The healthcare concerns of lesbians differ from those of heterosexual women and health professionals must recognise this. Although lesbians are no more nor less likely to require health care for general medical reasons than heterosexuals, gynaecological concerns or the desire for children focus attention on sexuality. In Zeidenstein's study (1990) 70% of participants wanted to have children.
Healthcare providers, especially midwives, are being faced with several moral, ethical and legal issues in regard to this, including the benefits and risks of using known or unknown donor insemination or coitus, along with male parental involvement and possible custody battles.

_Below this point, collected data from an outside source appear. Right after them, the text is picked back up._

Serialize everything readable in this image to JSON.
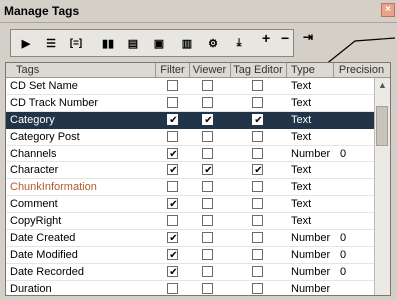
{
  "window": {
    "title": "Manage Tags",
    "close": "×"
  },
  "toolbar": {
    "buttons": [
      {
        "name": "play",
        "glyph": "▶"
      },
      {
        "name": "sort",
        "glyph": "☰"
      },
      {
        "name": "brackets",
        "glyph": "[=]"
      },
      {
        "name": "columns",
        "glyph": "▮▮"
      },
      {
        "name": "grid",
        "glyph": "▤"
      },
      {
        "name": "window",
        "glyph": "▣"
      },
      {
        "name": "table",
        "glyph": "▥"
      },
      {
        "name": "gear",
        "glyph": "⚙"
      },
      {
        "name": "download",
        "glyph": "⤓"
      }
    ],
    "extras": {
      "plus": "+",
      "minus": "−",
      "pipe": "⇥"
    }
  },
  "columns": {
    "tags": "Tags",
    "filter": "Filter",
    "viewer": "Viewer",
    "editor": "Tag Editor",
    "type": "Type",
    "precision": "Precision"
  },
  "rows": [
    {
      "name": "CD Set Name",
      "filter": false,
      "viewer": false,
      "editor": false,
      "type": "Text",
      "precision": ""
    },
    {
      "name": "CD Track Number",
      "filter": false,
      "viewer": false,
      "editor": false,
      "type": "Text",
      "precision": ""
    },
    {
      "name": "Category",
      "filter": true,
      "viewer": true,
      "editor": true,
      "type": "Text",
      "precision": "",
      "selected": true
    },
    {
      "name": "Category Post",
      "filter": false,
      "viewer": false,
      "editor": false,
      "type": "Text",
      "precision": ""
    },
    {
      "name": "Channels",
      "filter": true,
      "viewer": false,
      "editor": false,
      "type": "Number",
      "precision": "0"
    },
    {
      "name": "Character",
      "filter": true,
      "viewer": true,
      "editor": true,
      "type": "Text",
      "precision": ""
    },
    {
      "name": "ChunkInformation",
      "filter": false,
      "viewer": false,
      "editor": false,
      "type": "Text",
      "precision": "",
      "color": "#b05a2a"
    },
    {
      "name": "Comment",
      "filter": true,
      "viewer": false,
      "editor": false,
      "type": "Text",
      "precision": ""
    },
    {
      "name": "CopyRight",
      "filter": false,
      "viewer": false,
      "editor": false,
      "type": "Text",
      "precision": ""
    },
    {
      "name": "Date Created",
      "filter": true,
      "viewer": false,
      "editor": false,
      "type": "Number",
      "precision": "0"
    },
    {
      "name": "Date Modified",
      "filter": true,
      "viewer": false,
      "editor": false,
      "type": "Number",
      "precision": "0"
    },
    {
      "name": "Date Recorded",
      "filter": true,
      "viewer": false,
      "editor": false,
      "type": "Number",
      "precision": "0"
    },
    {
      "name": "Duration",
      "filter": false,
      "viewer": false,
      "editor": false,
      "type": "Number",
      "precision": ""
    }
  ]
}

One health visitor described how a lesbian mother had hidden the existence of her partner from two previous health visitors because of fears that child protection proceedings might have been started (Rose and Platzer 1993).
There are signs that the concerns of lesbians are beginning to be addressed. The launch of the Sandra Bernhard Clinic at Charing Cross Hospital in 1992 was a recognition of the special health needs of lesbians. The RCN also announced it's commitment to developing and promoting good nursing practice to this group of clients by supporting the Lesbian and Gay Nursing Needs Working Party (RCN 1994). Health professionals are also beginning to conduct research on the health needs of lesbians but studies are few.
The problem with lesbian studies is that they sample only those women who are accessible, those who have come out, and who are white, middle-class and well educated. The majority of respondents were also identified in gay-sensitive areas such as women's cultural events. A lack of women from ethnic backgrounds was also evident.
Trippet and Bain (1992) argued that as long as homophobia exists or is perceived, methodological problems in lesbian healthcare research will continue to exist.
A more fundamental analysis of the relationship between gender and health care and research that focuses specifically on the concerns of lesbians is urgently needed. Major knowledge deficits remain regarding lesbian experiences with healthcare providers across a full range of contexts, such as hospital nursing staff, mental health professionals and alternative medical practitioners, and how healthcare providers' attitudes correspond with their actual behaviour toward lesbian clients (Stevens 1992). New studies also need to include lesbians representative of minority socio-economic groups.
Evidence based care
If healthcare providers and educators are to have a positive impact on the health status of the lesbian population, they need to incorporate information from research into their practice and teaching. It is relevant that all participants in one study stated that characteristics such as insensitivity and ability to approach clients in a non-judgemental manner were important (Olesker and Walsh 1984).
However, they also stated that these characteristics were lacking in much of the traditional medical system and for this reason recommended evaluation and improvement of health services to women in general. Perhaps health professionals need to open themselves to the concept that they can learn from their clients.
The World Health Organization outlined the fundamental rights of the individual, including the right to sexual health (WHO 1975). This right includes freedom from fear, shame guilt, false beliefs and other factors inhibiting sexual response and impairing sexual relationships. Lesbians are an overlooked and underserved population and have historically been excluded from research. Until healthcare providers looking after women and healthcare educators examine their own views and values about homosexuality among the female population, they will be unable to provide the humanistic, non-judgemental, non-heterosexist and sensitive care lesbian women want and have the right to expect.